Top technology companies like Apple, Microsoft and Huawei, increased investment on average about 10 per cent last year, and venture capital investment surged, a trend which is continuing this year, Mr. Wunsch-Vincent said.
In contrast, the transport and travel sectors were heavily hit by containment measures and cut back their outlays. The GII 2021 also shows that technological progress at the frontier holds substantial promise, with the rapid development of COVID-19 vaccines being the greatest example.
“In spite of the massive impact of the COVID-19 pandemic, many sectors have shown remarkable resilience – especially those that have embraced digitalization, technology and innovation”, said WIPO Director General Daren Tang. “As the world looks to rebuild from the pandemic, we know that innovation is integral to overcoming the common challenges that we face and to constructing a better future.”
The index ranks 132 countries, plus sub-economies such as Hong Kong, and comes a year after WIPO reported that investments in innovation had hit a record high in 2019, showing an average annual profit of 8.5 per cent.
Northern America and Europe continue to lead the global innovation landscape, but, the Southeast Asia, East Asia, and Oceania have been the most dynamic in the past decade and are the only regions closing the gap with the leaders.

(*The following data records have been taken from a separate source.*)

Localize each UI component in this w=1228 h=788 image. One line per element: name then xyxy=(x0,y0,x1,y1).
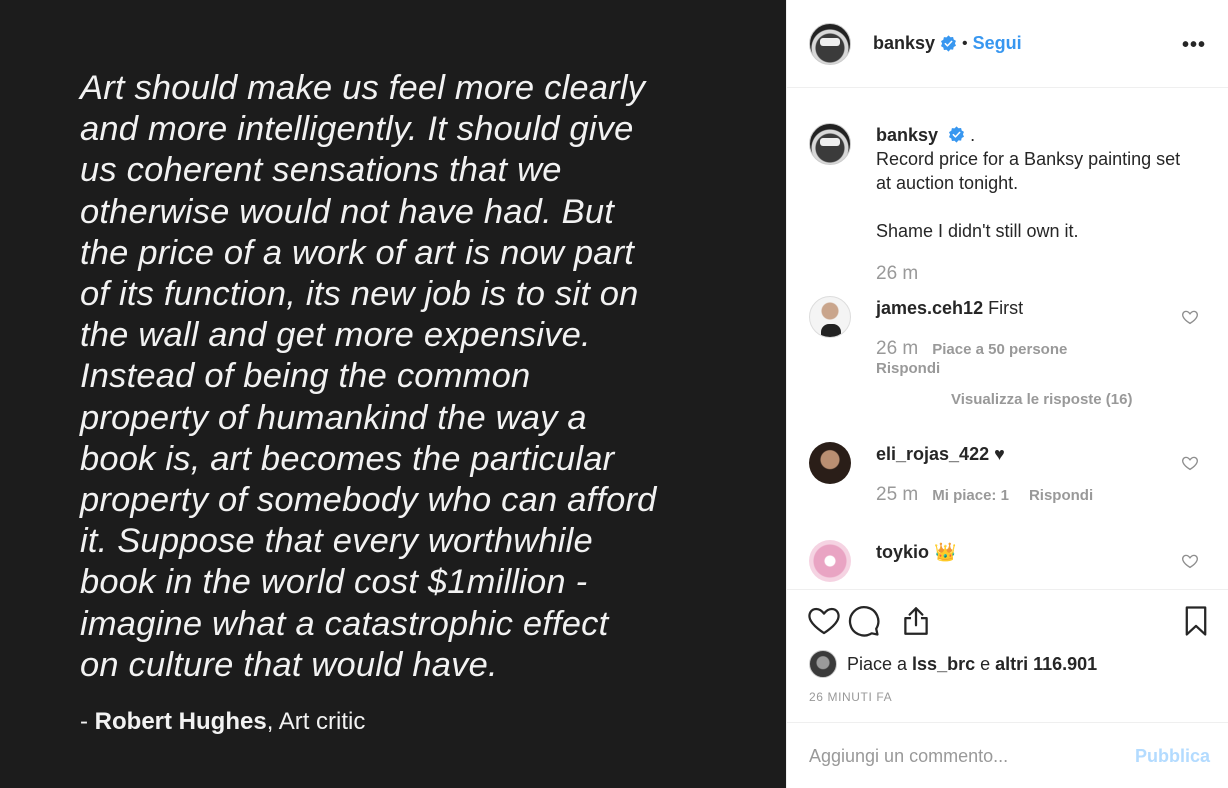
view-replies-button[interactable]: Visualizza le risposte (16) xyxy=(951,391,1132,408)
quote-line: otherwise would not have had. But xyxy=(80,192,615,231)
quote-line: it. Suppose that every worthwhile xyxy=(80,522,593,561)
comment-input[interactable] xyxy=(809,745,1135,767)
comment-body: eli_rojas_422 ♥ xyxy=(876,442,1196,466)
post-timestamp[interactable]: 26 MINUTI FA xyxy=(809,690,892,704)
caption-time[interactable]: 26 m xyxy=(876,263,918,284)
quote-line: property of somebody who can afford xyxy=(80,481,657,520)
quote-line: us coherent sensations that we xyxy=(80,151,562,190)
quote-line: of its function, its new job is to sit o… xyxy=(80,275,639,314)
caption-text: Record price for a Banksy painting set a… xyxy=(876,149,1181,193)
post-image[interactable]: Art should make us feel more clearly and… xyxy=(0,0,786,788)
author-avatar[interactable] xyxy=(809,22,851,65)
add-comment-bar: Pubblica xyxy=(787,724,1228,788)
liked-by-mid: e xyxy=(975,653,996,674)
comment-text: First xyxy=(988,298,1024,318)
comment-meta-reply: Rispondi xyxy=(876,360,960,377)
attribution-prefix: - xyxy=(80,708,95,735)
header-separator: • xyxy=(962,34,968,52)
heart-icon[interactable] xyxy=(1181,454,1199,472)
quote-line: the price of a work of art is now part xyxy=(80,233,635,272)
more-options-icon[interactable]: ••• xyxy=(1182,34,1206,57)
liked-by-prefix: Piace a xyxy=(847,653,913,674)
follow-button[interactable]: Segui xyxy=(973,33,1022,54)
heart-icon[interactable] xyxy=(807,604,841,638)
comment-username[interactable]: eli_rojas_422 xyxy=(876,444,989,464)
liked-by: Piace a lss_brc e altri 116.901 xyxy=(809,650,1097,678)
caption-avatar[interactable] xyxy=(809,123,851,165)
action-bar: Piace a lss_brc e altri 116.901 26 MINUT… xyxy=(787,589,1228,723)
caption-meta: 26 m xyxy=(876,263,932,285)
caption-text: Shame I didn't still own it. xyxy=(876,221,1079,241)
quote-text: Art should make us feel more clearly and… xyxy=(80,68,720,686)
caption-username[interactable]: banksy xyxy=(876,125,938,145)
verified-badge-icon xyxy=(949,126,965,143)
comment-meta: 26 m Piace a 50 persone xyxy=(876,338,1087,360)
comment-body: toykio 👑 xyxy=(876,540,1196,564)
quote-line: the wall and get more expensive. xyxy=(80,316,591,355)
heart-icon[interactable] xyxy=(1181,552,1199,570)
caption-text: . xyxy=(970,125,976,145)
quote-line: Art should make us feel more clearly xyxy=(80,69,646,107)
author-username[interactable]: banksy xyxy=(873,33,935,54)
verified-badge-icon xyxy=(941,35,957,52)
comment-username[interactable]: toykio xyxy=(876,542,929,562)
commenter-avatar[interactable] xyxy=(809,296,851,338)
comment-time[interactable]: 26 m xyxy=(876,338,918,359)
liker-avatar[interactable] xyxy=(809,650,837,678)
liked-by-others[interactable]: altri 116.901 xyxy=(995,654,1097,675)
comment-likes[interactable]: Mi piace: 1 xyxy=(932,487,1009,504)
quote-line: book in the world cost $1million - xyxy=(80,563,588,602)
share-icon[interactable] xyxy=(899,604,933,638)
instagram-post: Art should make us feel more clearly and… xyxy=(0,0,1228,788)
comment-icon[interactable] xyxy=(847,604,881,638)
quote-line: imagine what a catastrophic effect xyxy=(80,604,609,643)
quote-line: Instead of being the common xyxy=(80,357,531,396)
post-sidebar: banksy • Segui ••• banksy . Record price… xyxy=(786,0,1228,788)
publish-button[interactable]: Pubblica xyxy=(1135,746,1210,767)
commenter-avatar[interactable] xyxy=(809,540,851,582)
comment-likes[interactable]: Piace a 50 persone xyxy=(932,341,1067,358)
bookmark-icon[interactable] xyxy=(1179,604,1213,638)
liked-by-user[interactable]: lss_brc xyxy=(912,654,975,675)
caption-body: banksy . Record price for a Banksy paint… xyxy=(876,123,1196,243)
attribution-name: Robert Hughes xyxy=(94,708,267,735)
comment-text: 👑 xyxy=(934,542,957,562)
quote-line: and more intelligently. It should give xyxy=(80,110,634,149)
comment-time[interactable]: 25 m xyxy=(876,484,918,505)
quote-line: book is, art becomes the particular xyxy=(80,439,615,478)
heart-icon[interactable] xyxy=(1181,308,1199,326)
commenter-avatar[interactable] xyxy=(809,442,851,484)
quote-line: on culture that would have. xyxy=(80,645,498,684)
comment-body: james.ceh12 First xyxy=(876,296,1196,320)
comment-text: ♥ xyxy=(994,444,1005,464)
reply-button[interactable]: Rispondi xyxy=(876,360,940,377)
quote-line: property of humankind the way a xyxy=(80,398,587,437)
attribution-role: , Art critic xyxy=(266,708,366,735)
comment-username[interactable]: james.ceh12 xyxy=(876,298,983,318)
comments-list[interactable]: banksy . Record price for a Banksy paint… xyxy=(787,89,1228,589)
quote-attribution: - Robert Hughes, Art critic xyxy=(80,708,365,736)
comment-meta: 25 m Mi piace: 1 Rispondi xyxy=(876,484,1113,506)
reply-button[interactable]: Rispondi xyxy=(1029,487,1093,504)
post-header: banksy • Segui ••• xyxy=(787,0,1228,88)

According to the report, China is still the only middle-income economy that makes it to the top 30. Bulgaria (35), Malaysia (36), Turkey (41), Thailand (43), Vietnam (44), the Russian Federation (45), India (46), Ukraine (49), and Montenegro (50), do feature in the top 50.

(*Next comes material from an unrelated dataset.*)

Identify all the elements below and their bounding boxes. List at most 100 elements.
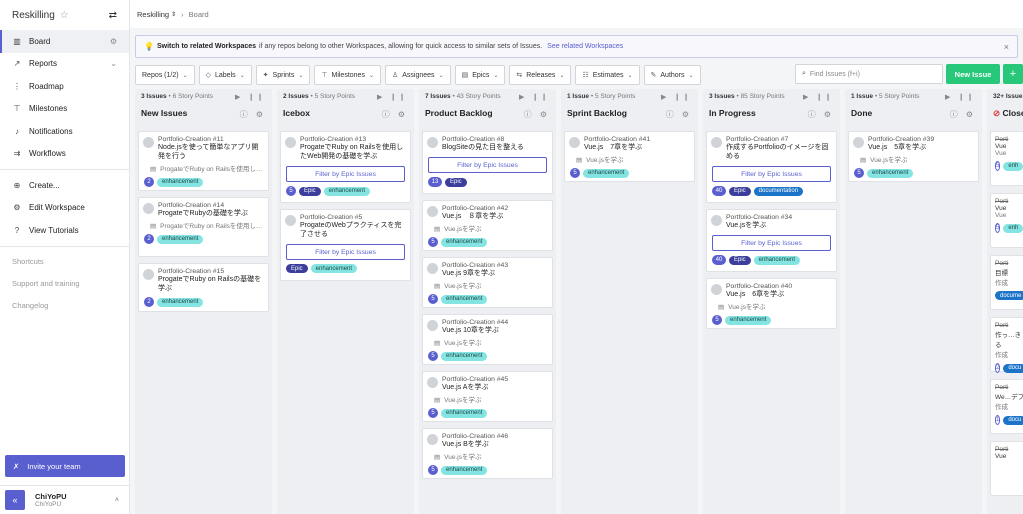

However, only Turkey, Vietnam, India and the Philippines are systematically catching up, Beyond China, these larger economies have the potential to change the global innovation landscape for good, it said.
“The GII shows that although emerging economies often find it challenging to steadily improve their innovation systems, a few middle-income economies have managed to catch up in innovation with their more developed peers”, former Dean and Professor of Management at Cornell University, Soumitra Dutta said.
“These emerging economies, among other things, have been able to successfully complement their domestic innovation with international technology transfer, develop technologically dynamic services that can be traded internationally, and ultimately have shaped more balanced innovation systems,” he said.